Two common approaches for this problem are to calculate the non-linear combination of the coefficients directly from the regression or to bootstrap it.
The variance in the former is based on the "delta method", an approximation appropriate in large samples. This was suggested in the other answer, but statistics software can make the calculation a whole lot easier.
The variance for the latter comes from resampling the data in memory with replacement, fitting the model, calculating the coefficient combination, and then using the sampled distribution to get the confidence interval.
Here's an example of both using Stata:
. sysuse auto, clear
(1978 automobile data)
. set seed 11082021
. regress price mpg foreign
Source | SS df MS Number of obs = 74
-------------+---------------------------------- F(2, 71) = 14.07
Model | 180261702 2 90130850.8 Prob > F = 0.0000
Residual | 454803695 71 6405685.84 R-squared = 0.2838
-------------+---------------------------------- Adj R-squared = 0.2637
Total | 635065396 73 8699525.97 Root MSE = 2530.9
------------------------------------------------------------------------------
price | Coefficient Std. err. t P>|t| [95% conf. interval]
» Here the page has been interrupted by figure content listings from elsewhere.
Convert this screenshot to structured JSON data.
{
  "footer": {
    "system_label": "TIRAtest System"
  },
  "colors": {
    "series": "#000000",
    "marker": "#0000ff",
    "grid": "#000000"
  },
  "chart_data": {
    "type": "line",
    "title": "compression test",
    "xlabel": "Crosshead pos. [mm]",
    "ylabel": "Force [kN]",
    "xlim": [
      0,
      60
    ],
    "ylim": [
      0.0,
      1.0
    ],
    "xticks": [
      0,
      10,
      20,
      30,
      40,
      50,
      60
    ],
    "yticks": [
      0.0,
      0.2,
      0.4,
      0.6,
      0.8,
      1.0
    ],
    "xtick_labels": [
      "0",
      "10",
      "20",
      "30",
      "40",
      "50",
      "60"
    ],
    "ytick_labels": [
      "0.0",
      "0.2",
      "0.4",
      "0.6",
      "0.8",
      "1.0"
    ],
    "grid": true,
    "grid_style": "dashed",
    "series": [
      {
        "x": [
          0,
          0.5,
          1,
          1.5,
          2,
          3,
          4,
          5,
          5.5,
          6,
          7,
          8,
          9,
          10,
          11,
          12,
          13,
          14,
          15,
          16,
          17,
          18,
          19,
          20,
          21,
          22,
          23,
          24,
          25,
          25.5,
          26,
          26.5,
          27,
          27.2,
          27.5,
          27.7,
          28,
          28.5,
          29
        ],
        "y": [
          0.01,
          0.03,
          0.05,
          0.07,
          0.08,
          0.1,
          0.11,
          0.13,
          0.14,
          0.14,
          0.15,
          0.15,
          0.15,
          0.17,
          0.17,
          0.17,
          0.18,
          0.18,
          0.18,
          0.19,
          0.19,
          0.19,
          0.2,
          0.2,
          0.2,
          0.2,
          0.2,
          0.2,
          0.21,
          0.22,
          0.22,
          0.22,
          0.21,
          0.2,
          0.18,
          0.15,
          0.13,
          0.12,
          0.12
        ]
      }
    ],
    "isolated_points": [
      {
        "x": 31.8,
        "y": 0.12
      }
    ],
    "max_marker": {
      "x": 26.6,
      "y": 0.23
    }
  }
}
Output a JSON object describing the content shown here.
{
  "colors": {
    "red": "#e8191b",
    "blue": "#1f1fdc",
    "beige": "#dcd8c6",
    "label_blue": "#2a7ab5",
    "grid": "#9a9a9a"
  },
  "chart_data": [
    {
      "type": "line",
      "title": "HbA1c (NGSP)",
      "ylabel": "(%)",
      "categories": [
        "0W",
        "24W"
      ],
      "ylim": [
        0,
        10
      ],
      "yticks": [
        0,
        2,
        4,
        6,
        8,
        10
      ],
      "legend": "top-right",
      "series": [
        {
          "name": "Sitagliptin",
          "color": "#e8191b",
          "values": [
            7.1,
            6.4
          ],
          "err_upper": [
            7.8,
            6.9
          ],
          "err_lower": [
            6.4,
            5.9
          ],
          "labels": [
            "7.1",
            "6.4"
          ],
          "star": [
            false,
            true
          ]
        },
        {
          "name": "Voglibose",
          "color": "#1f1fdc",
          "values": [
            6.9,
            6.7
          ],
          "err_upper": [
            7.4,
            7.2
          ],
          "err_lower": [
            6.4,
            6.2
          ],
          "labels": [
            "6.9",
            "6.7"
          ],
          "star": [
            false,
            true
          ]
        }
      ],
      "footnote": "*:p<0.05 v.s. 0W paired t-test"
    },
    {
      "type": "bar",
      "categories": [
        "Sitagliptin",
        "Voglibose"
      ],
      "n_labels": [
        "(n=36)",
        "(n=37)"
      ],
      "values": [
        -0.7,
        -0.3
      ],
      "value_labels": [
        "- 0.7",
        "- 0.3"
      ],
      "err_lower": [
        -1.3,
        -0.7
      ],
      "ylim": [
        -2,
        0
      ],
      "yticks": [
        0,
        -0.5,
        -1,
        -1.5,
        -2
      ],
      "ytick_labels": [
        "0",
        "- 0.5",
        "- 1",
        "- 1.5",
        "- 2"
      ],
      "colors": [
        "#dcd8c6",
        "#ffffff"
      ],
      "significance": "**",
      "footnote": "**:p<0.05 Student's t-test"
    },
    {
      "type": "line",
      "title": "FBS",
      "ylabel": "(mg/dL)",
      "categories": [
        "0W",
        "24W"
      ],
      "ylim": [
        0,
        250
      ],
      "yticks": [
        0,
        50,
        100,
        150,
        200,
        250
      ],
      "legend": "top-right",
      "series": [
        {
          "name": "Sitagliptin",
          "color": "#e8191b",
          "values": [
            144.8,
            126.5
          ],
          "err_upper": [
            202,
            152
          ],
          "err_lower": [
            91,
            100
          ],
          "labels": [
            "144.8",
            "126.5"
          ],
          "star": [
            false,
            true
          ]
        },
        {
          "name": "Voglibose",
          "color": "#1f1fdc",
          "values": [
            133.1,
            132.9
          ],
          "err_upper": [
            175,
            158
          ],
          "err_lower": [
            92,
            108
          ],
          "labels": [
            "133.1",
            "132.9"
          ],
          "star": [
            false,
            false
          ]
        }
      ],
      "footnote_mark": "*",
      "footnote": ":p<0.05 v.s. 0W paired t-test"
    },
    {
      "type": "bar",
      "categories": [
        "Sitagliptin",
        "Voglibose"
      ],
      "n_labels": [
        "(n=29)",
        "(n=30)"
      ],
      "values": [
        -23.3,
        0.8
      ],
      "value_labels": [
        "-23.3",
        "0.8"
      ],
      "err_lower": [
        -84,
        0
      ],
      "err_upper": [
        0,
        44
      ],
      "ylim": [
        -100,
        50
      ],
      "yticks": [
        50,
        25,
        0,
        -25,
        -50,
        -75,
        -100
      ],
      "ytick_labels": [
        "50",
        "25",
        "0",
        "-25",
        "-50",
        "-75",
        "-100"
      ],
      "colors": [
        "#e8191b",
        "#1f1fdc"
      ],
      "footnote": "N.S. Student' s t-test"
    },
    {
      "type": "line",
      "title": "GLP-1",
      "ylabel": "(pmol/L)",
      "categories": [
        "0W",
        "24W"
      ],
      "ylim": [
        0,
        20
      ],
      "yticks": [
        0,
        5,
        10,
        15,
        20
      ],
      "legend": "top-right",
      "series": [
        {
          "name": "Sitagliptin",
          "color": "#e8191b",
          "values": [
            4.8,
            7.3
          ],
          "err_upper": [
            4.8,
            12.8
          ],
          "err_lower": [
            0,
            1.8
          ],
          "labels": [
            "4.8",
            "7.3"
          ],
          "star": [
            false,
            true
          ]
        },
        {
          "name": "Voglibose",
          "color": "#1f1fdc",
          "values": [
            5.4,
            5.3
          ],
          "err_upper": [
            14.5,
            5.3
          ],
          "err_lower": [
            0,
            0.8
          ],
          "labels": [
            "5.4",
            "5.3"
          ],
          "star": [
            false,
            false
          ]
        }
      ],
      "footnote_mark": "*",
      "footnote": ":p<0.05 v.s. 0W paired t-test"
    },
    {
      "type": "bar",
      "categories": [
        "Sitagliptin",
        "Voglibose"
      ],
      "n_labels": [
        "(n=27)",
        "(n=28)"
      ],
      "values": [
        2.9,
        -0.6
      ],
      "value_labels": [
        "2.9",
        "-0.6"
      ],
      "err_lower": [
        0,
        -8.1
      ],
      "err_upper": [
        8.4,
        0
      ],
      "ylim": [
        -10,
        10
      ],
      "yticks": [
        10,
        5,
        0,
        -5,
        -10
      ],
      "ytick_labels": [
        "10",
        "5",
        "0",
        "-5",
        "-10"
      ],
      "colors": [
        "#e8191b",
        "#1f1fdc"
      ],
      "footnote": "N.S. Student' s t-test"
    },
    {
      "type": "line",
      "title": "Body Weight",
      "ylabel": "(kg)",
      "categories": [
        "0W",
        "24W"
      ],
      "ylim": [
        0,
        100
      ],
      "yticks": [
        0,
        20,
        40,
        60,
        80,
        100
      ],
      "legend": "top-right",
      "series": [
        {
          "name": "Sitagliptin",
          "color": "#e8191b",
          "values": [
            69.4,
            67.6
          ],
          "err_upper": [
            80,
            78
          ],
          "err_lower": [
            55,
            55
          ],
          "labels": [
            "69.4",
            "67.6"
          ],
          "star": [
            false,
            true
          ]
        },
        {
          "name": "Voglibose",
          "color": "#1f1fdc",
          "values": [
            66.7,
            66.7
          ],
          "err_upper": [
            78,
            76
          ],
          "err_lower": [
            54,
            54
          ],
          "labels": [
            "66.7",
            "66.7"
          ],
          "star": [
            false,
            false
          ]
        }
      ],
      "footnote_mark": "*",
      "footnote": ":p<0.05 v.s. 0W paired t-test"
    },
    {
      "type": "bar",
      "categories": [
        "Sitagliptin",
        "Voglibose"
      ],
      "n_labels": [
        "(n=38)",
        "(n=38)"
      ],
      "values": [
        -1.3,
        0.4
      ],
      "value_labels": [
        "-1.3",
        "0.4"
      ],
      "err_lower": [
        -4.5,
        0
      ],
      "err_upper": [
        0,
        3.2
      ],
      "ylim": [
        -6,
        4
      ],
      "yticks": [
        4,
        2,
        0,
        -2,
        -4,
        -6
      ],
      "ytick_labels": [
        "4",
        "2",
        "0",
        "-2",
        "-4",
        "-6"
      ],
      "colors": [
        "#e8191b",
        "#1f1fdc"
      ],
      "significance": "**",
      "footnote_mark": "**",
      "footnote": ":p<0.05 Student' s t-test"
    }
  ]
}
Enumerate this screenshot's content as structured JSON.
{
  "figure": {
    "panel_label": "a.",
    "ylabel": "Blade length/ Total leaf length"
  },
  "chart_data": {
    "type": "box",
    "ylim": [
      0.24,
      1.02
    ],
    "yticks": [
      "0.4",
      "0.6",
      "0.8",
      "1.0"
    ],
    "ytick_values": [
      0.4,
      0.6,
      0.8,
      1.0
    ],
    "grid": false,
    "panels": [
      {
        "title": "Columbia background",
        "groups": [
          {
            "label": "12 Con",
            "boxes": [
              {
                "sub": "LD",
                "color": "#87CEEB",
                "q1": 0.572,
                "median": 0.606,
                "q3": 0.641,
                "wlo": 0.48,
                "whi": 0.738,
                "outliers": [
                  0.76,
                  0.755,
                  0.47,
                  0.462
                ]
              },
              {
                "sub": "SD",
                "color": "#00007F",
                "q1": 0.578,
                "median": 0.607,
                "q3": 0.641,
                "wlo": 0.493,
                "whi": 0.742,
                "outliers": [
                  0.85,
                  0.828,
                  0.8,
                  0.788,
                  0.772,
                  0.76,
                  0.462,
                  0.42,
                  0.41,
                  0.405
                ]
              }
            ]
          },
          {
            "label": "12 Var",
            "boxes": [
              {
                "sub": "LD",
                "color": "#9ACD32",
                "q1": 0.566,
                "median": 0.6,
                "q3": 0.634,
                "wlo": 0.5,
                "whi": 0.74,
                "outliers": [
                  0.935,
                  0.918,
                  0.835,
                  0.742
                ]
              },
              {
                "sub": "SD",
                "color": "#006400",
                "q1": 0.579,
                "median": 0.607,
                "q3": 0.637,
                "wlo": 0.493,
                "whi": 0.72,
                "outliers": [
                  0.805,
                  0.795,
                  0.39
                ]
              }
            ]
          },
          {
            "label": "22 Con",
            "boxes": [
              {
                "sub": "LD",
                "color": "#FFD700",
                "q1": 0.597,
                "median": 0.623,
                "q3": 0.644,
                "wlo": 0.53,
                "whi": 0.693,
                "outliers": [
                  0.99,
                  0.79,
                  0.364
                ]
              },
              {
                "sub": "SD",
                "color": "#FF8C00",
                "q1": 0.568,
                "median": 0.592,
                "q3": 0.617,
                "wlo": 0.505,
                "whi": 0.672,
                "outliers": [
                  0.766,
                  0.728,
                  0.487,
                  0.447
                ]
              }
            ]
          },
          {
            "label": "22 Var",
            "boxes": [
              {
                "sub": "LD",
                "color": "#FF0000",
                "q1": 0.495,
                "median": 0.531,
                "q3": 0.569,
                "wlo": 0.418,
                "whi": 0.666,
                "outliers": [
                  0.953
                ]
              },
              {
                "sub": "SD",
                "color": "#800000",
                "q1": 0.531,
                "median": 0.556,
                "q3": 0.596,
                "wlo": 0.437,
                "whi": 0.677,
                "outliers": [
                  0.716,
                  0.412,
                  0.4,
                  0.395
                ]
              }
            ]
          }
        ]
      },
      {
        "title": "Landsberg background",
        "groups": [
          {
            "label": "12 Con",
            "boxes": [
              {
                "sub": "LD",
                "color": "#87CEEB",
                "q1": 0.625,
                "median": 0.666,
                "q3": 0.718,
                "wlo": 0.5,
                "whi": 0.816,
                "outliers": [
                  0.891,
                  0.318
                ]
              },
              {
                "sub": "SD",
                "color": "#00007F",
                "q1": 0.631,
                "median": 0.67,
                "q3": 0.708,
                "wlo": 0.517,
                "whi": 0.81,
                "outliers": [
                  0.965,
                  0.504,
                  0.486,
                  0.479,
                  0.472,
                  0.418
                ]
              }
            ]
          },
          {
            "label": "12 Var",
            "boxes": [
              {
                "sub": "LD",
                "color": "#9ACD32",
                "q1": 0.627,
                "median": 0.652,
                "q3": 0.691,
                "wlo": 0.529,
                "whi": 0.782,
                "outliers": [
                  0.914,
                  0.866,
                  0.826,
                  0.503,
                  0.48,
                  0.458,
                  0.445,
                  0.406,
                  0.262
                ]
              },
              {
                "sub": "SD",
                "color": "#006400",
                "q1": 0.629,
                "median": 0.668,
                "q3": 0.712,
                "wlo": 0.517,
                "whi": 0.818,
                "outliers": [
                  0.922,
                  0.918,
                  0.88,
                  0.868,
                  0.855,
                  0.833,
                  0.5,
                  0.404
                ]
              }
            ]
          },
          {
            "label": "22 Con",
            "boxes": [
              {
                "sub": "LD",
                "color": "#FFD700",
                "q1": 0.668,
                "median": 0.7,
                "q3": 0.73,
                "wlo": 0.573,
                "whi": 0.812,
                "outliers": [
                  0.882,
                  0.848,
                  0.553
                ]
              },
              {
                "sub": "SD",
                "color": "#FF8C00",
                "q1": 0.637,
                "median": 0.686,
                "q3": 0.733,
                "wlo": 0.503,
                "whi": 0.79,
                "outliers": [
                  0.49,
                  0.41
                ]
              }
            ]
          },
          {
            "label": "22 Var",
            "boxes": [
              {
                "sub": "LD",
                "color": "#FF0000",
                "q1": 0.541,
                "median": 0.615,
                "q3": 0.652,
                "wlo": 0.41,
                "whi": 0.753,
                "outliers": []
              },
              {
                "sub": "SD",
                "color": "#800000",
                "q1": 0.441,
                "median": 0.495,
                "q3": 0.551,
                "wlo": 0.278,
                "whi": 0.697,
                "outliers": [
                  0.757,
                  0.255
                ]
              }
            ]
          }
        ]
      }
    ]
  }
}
-------------+----------------------------------------------------------------
mpg | -294.1955 55.69172 -5.28 0.000 -405.2417 -183.1494
foreign | 1767.292 700.158 2.52 0.014 371.2169 3163.368
_cons | 11905.42 1158.634 10.28 0.000 9595.164 14215.67
------------------------------------------------------------------------------
. nlcom (gamma_dm:sqrt(_b[_cons] - 4*_b[mpg]*_b[foreign]))
gamma_dm: sqrt(_b[_cons] - 4*_b[mpg]*_b[foreign])
------------------------------------------------------------------------------
price | Coefficient Std. err. z P>|z| [95% conf. interval]
-------------+----------------------------------------------------------------
gamma_dm | 1446.245 361.0078 4.01 0.000 738.6823 2153.807
------------------------------------------------------------------------------
The 95% CI using the delta method is [738.6823, 2153.807].
Boostrapping yields [740.5149, 2151.974], which is fairly similar:
. bootstrap (gamma_bs:sqrt(_b[_cons] - 4*_b[mpg]*_b[foreign])), reps(500) nodots: regress price mpg foreign
Linear regression Number of obs = 74
Replications = 499
Command: regress price mpg foreign
[gamma_bs]_bs_1: sqrt(_b[_cons] - 4*_b[mpg]*_b[foreign])
------------------------------------------------------------------------------
| Observed Bootstrap Normal-based
| coefficient std. err. z P>|z| [95% conf. interval]
-------------+----------------------------------------------------------------
gamma_bs |
_bs_1 | 1446.245 360.0728 4.02 0.000 740.5149 2151.974
------------------------------------------------------------------------------
Note: One or more parameters could not be estimated in 1 bootstrap replicate;
standard-error estimates include only complete replications.
Your Solution
Your proposed solution would work if you have lots of data, but here it does not do so well with only 74 observations:
. quietly regress price mpg foreign
. corr2data b_mpg b_foreign b_cons, n(500) means(e(b)) cov(e(V)) clear
(obs 500)
. gen gamma_sim = sqrt(b_cons - 4*b_mpg*b_foreign)
(3 missing values generated)
. sum gamma_sim
Variable | Obs Mean Std. dev. Min Max
-------------+---------------------------------------------------------
gamma_sim | 497 1426.183 366.6408 197.5594 2397.263
. display "[" %-9.4f r(mean) + invttail(r(N)-1,.975)*r(sd) ", " r(mean) + invttail(r(N)-1,.025)*r(sd) "]"
[705.8224 , 2146.5434]
The CI here is [705.8224 , 2146.5434], which is noticeably different from the two CIs above.
My thought is that if you are going to simulate, you might as well bootstrap and not rely on the normal approximation that is only valid asymptotically. If you have lots of data, the difference between bootstrapping and sampling from MVN parameterized by estimated coefficients and variance should not be noticeable.